Updated: Dec 17, 2020

Who truly believes that medication for the mind is the way to solve trauma and emotional distress? I can tell you now, I sure don't. The use of medication is often the first port of call for people who are experiencing some form of distress, whether that be psychosis or depression caused by some form of trauma or emotional distress (Kinderman, 2019).


I personally have been prescribed antidepressant medications for the past 3 years of my life, prior to that, at the age of 6 I was advised to undergo talking therapy to help me understand and live with the upheaval in my family life. Personally, I feel as though the counselling I received in my childhood has definitely helped me more than any prescription medication ever has. The medication does not help me work though my experiences, instead it numbs the emotional upset inside me, and it is like putting a plaster on a grenade in the hopes that it will stop it exploding once the pin is pulled. This is most definitely not the case, well at least not in my own personal experience. I find that the use of medication makes me feel absolutely nothing, and then when even the simplest of things goes wrong it can be like a tornado has torn through my mind and taken me back to square one. How can this possibly be viewed as a form of treatment? It is not. It is simply delaying the inevitable.


Statistics show that there has been a massive increase in the prescription of antidepressant and antipsychotic medication in the past decade in the UK with around 1-6 adults having taken them at one point or another within their lifetime (Duncan and Davis, 2018). Why is it that this statistic is increasing but the use of therapy like counselling and Cognitive Behavioural Therapy (CBT) seem to have had not had much of an increase, especially not in terms of NHS funding (Kinderman, 2019).
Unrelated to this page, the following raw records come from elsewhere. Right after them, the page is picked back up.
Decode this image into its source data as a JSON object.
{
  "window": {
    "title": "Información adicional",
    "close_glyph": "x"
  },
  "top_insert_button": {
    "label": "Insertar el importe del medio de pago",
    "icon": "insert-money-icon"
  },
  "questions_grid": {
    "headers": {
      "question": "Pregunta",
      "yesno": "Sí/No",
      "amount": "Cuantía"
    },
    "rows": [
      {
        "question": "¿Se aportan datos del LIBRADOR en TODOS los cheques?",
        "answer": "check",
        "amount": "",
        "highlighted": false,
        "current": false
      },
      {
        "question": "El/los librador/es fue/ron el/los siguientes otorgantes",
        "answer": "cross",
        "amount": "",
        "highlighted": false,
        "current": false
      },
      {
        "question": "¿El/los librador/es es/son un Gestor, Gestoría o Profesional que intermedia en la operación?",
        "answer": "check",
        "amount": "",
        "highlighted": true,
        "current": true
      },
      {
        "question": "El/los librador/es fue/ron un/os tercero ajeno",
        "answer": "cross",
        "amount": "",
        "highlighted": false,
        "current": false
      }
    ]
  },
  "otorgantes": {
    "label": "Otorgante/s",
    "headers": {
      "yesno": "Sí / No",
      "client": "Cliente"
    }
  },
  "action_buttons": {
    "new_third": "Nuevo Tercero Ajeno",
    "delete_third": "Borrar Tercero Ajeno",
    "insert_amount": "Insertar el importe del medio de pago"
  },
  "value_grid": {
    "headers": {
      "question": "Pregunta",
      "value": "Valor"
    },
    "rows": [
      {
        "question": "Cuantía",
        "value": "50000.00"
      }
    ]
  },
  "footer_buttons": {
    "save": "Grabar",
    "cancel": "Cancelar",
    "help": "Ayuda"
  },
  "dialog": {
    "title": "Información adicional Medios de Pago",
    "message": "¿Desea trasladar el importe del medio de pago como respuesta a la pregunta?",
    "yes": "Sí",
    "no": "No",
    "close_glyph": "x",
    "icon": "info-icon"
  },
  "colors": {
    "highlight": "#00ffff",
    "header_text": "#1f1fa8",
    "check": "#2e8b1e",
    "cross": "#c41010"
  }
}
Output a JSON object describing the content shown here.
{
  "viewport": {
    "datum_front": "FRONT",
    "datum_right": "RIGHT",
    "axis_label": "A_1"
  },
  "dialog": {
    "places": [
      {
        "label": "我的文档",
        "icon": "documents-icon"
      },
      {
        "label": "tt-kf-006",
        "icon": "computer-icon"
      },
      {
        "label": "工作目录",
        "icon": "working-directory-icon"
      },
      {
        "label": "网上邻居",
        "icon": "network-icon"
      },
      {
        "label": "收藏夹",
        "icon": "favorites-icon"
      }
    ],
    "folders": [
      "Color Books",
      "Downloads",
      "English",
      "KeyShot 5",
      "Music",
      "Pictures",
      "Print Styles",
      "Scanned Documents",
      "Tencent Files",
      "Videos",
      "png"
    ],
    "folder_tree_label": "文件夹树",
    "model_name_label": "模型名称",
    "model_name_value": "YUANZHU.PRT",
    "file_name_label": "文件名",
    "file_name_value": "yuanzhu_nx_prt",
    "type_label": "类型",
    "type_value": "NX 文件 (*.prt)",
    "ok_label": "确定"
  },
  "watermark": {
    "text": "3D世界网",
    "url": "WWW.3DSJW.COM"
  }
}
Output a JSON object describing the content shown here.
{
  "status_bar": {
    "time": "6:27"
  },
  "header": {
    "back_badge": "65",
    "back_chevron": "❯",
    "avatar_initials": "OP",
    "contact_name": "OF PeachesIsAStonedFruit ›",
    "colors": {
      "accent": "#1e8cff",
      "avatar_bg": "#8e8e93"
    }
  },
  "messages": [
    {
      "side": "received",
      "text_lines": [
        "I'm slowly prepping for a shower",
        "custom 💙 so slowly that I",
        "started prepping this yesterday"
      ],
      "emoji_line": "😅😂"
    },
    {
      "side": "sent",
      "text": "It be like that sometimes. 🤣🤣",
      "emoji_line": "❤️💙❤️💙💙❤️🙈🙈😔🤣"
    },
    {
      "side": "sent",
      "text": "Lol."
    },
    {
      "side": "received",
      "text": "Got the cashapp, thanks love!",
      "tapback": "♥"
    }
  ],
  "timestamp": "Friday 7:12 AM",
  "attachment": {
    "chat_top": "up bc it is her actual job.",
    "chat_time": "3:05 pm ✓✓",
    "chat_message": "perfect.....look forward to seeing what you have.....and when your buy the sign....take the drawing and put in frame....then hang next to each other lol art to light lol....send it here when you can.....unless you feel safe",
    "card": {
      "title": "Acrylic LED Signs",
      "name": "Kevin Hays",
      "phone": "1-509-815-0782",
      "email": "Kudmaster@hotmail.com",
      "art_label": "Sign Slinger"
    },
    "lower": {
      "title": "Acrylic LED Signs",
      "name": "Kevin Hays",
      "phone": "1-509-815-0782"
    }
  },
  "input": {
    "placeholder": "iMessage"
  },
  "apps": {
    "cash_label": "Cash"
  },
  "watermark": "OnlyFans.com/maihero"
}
If services like that of counselling, CBT, art therapy and so on were more widely available would that have an impact on the amount of medication prescribed for mental health? I feel as though this would have a positive impact as people would be given more of an opportunity to work through their traumas and emotional distress to help them come to terms with the things that have happened in their life (Lynch, 2019). As well as this it also has the possibility of giving an individual someone that they could confide in without fear of judgement as this is often something that may seem small but can assist someone’s recovery to no end.